In the last 48 hours, one of F1’s most senior figures, upon hearing of Dennis’s knighthood, chuckled that Max would be climbing out of his grave. Dennis’s nemesis, who spent the last few years of his life on a crazed bid to muzzle the free press in direct response to the News of the World expose, died at home in London in May 2021, aged 81.

Ailing from incurable cancer, Max Rufus Mosley blew his brains out, leaving a note on the bedroom door: ‘Do not enter. Call the police.’

What a triumph this gong is for Ron. Officially, it is awarded for services to charity, but so was Sir Ian Botham’s. Both Dennis and Botham have done marvellous deeds for good causes but, just as we will always remember Botham for his exploits as a cricketer of genius, history will recognise Dennis chiefly for his achievements in F1.

The former F1 chief seen on the dodgems with the Duchess of York at a charity ball in 1994

The former F1 chief seen on the dodgems with the Duchess of York at a charity ball in 1994

The former F1 chief seen on the dodgems with the Duchess of York at a charity ball in 1994

One of Britain’s great entrepreneurs, he travelled a long journey from a boyhood hanging around the Brabham factory making tea to a personal fortune of some £750m.

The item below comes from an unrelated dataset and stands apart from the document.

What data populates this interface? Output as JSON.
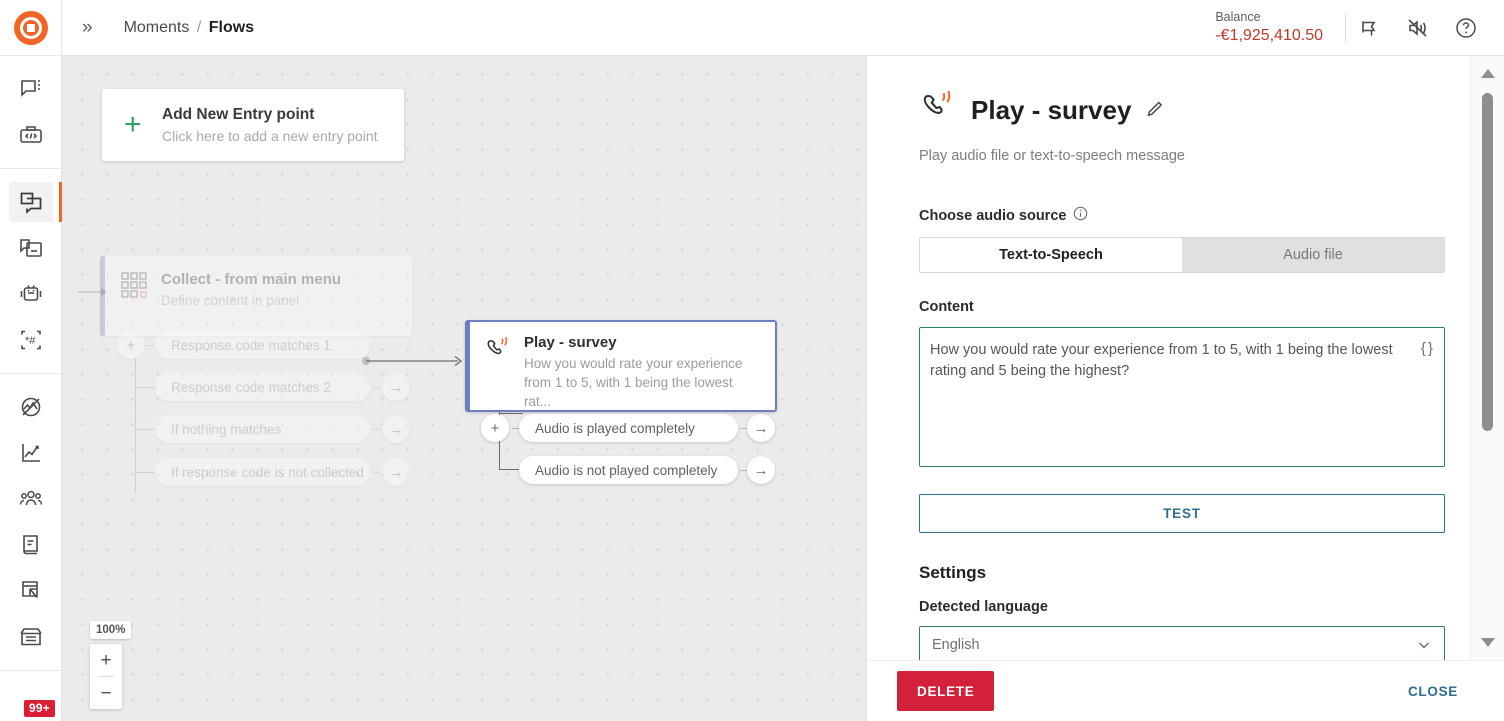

He transformed a dilapidated factory on an industrial estate on the outskirts of Woking into a byword for British ingenuity. McLaren have produced technologies for airports and hospitals and winning cyclists and, indeed, the bobsleigh on which Lizzy Yarnold raced head-first to gold at the Sochi Winter Olympics a decade ago.

There were 100 McLaren employees when Dennis arrived in 1980. When he left, McLaren Group’s staff stood at 3,500 with a turnover of £920m and a road car business close to reaching its production target of 5,500.

Stories about Ron are legend. Can it really be true that he had the gravel in his driveway taken away to be washed and returned? Or that he once interviewed someone through his kitchen window so that the interviewee’s shoes didn’t soil his pristine carpets?

Demanding, neurotic, in turns charming and aloof, always striving for self-improvement, Ron is a man of generosity and loyalty. His kindnesses are prodigious, both in minute, personal ways to friends who fall into ill-health, and on the larger stage. He is chairman and founder of Podium Analytics, which works with sports stars to help reduce injury.

He also founded Tommy’s, a pregnancy charity that seeks to reduce complications and death and to support those who experience bereavement.

This involvement is motivated by his own bitter experience when he and his vivacious ex-wife Lisa lost a child of their own. They have three other children from the marriage that ended in 2008.

Although McLaren have appropriately paid tribute over the weekend to Brazilian Gil de Ferran, their highly regarded consultant and winner of the Indianapolis 500 who died aged 56 of a heart attack on Friday while racing in America, there has been no word on their social media sites to mark Dennis’s distinction.

It’s a baffling omission by the new guard. For Sir Ron Dennis is one of the two supreme figures in McLaren history, alongside only founder Bruce McLaren himself.